Reading this poem, it seems as if Yamanoue Okura were reciting it in present time, even though it was written more than 1,000 years ago. Certain things have changed, of course. For example, “boys, with swords at their waists” in our present Western culture would be more like boys with laptops in their bags.  As opposed to Okura’s time, we have better means of preserving our youth. Should our hair change colour from jet-black into “hard frost”, we can simply dye it black again.

 But the main concepts discussed in this poem still remain the same and relevant also to our culture. For example, most girls still “plan their youth away”, daydreaming of their perfect wedding day and imagining how many children they would like to have. They get ready for a night out and instead of using “Chinese jewels” they decorate their wrists, necks and ears with bangles, chains and hoops from High street shops. Youth nowadays has the same excitement about it as it did in Okura’s time, it hasn’t changed.

 The same can be said about the feelings that concern ageing. Though, indeed, we can dye our hair, it doesn’t change the fact that below the surface the hair still remains “white, like a hard frost.” Though there are cultural norms regarding the elderly, many still feel “shunned and detested”, especially those with no children of their own. Despite medical advances, still “a hundred pains pursue us” and we complain about our health daily, more as we age.

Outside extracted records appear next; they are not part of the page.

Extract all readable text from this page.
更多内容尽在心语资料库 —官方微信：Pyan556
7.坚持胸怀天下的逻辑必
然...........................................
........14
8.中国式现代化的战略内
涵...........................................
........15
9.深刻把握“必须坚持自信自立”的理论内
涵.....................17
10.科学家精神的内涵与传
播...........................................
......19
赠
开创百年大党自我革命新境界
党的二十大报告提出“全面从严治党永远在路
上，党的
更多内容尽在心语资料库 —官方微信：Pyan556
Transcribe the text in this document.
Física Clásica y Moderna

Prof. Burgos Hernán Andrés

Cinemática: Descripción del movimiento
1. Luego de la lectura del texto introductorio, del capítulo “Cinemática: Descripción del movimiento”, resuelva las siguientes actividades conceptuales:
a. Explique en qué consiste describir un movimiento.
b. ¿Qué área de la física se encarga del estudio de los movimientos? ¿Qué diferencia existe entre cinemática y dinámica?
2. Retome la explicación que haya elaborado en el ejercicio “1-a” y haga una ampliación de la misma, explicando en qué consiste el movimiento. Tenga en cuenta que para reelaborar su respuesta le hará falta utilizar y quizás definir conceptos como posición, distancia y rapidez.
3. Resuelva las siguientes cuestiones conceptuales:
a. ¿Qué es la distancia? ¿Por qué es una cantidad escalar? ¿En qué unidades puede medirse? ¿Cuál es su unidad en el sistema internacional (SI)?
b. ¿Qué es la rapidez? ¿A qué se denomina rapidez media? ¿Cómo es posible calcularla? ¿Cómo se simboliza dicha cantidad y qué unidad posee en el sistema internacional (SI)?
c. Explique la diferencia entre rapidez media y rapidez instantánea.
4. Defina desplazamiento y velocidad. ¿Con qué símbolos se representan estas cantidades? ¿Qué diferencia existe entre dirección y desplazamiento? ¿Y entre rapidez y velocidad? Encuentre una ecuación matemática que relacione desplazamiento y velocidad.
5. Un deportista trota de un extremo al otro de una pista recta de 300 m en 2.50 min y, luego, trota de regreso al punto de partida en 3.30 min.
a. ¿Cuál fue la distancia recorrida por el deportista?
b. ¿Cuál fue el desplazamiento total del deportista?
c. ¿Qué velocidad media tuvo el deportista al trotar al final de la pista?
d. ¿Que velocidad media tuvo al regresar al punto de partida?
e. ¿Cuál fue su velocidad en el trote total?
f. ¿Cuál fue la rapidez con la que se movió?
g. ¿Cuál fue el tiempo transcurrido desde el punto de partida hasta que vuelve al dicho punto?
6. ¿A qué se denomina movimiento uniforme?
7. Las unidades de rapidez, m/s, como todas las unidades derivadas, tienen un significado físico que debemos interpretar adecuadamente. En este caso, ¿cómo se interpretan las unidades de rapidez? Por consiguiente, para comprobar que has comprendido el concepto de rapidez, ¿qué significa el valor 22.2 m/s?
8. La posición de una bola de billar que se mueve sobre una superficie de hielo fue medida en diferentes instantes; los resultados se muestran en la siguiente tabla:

 Despite plastic surgery and all kinds of diet enhancers, our bodies deteriorate and give way to old age. How many of us have dwelled on the fact that years have gone past too quickly? It doesn’t matter whether we spent those years being happy or miserable, or a bit of both. All we still think about is the fact that we will never have a chance to relive them.

 I think Okura’s main message in this poem is that we are but helpless observers of an age that slips past us. Months, years, centuries roll on as different regimes rise and fall; civilizations flourish and deteriorate. The Universe itself condenses and then expands to condense on itself again (according to some theories).

 The stages of our life follow the same pattern. We have all come from somewhere unknown, only to disappear into it again. Childhood, teenage years, adolescence, adulthood, middle-age, old age – all occur without us having a say in the timing of these processes.

 Though Okura observes himself and the people around him, he doesn’t attempt to question the meaning of time and life. He does bring in a reference of finding a partner by describing this beautiful image – a young man

 “pushes back the door where a girl sleeps within, gropes to her side and lies, arm on her jewel arm.”

 However, his next line abruptly cuts this picture, by saying such happy nights are all over too quickly and we are left with „stick at waist” to face old age. However, there is no further development on whether finding a partner would have anything to do with finding a purpose. Rather, it’s saying that when we are with someone, that’s when we are happiest. Hence, youth runs past us like a gush of wind in comparison to the slow motion of old age, when we are left alone.

 Though this poem does not seek out the meaning of life, it reminds us of its mystery. Okura stated that he himself was but “a man in time” who cannot confirm anything other than the fact that “time must have no stop.” Being curious creatures, we always seek explanations to all mysteries, but sometimes there simply aren’t any. Time is what it is, whether it has a meaning or not. The only thing we can be sure of is that it carries on permanently, while a single human life remains impermanent.

 However, through art, a part of this impermanent human life can be embedded in time, as long as the work of art remains in existence.  Through Okura’s poems, I can imagine what life was like for him and those around him. It’s that same surreal feeling I get when watching on video of someone who is dead in reality. Though the facts are there, the mind finds it difficult to perceive that someone can be dead if they are alive and well on the screen. Few poets can transcend time in this way, but Yamanoue Okura is definitely one of them.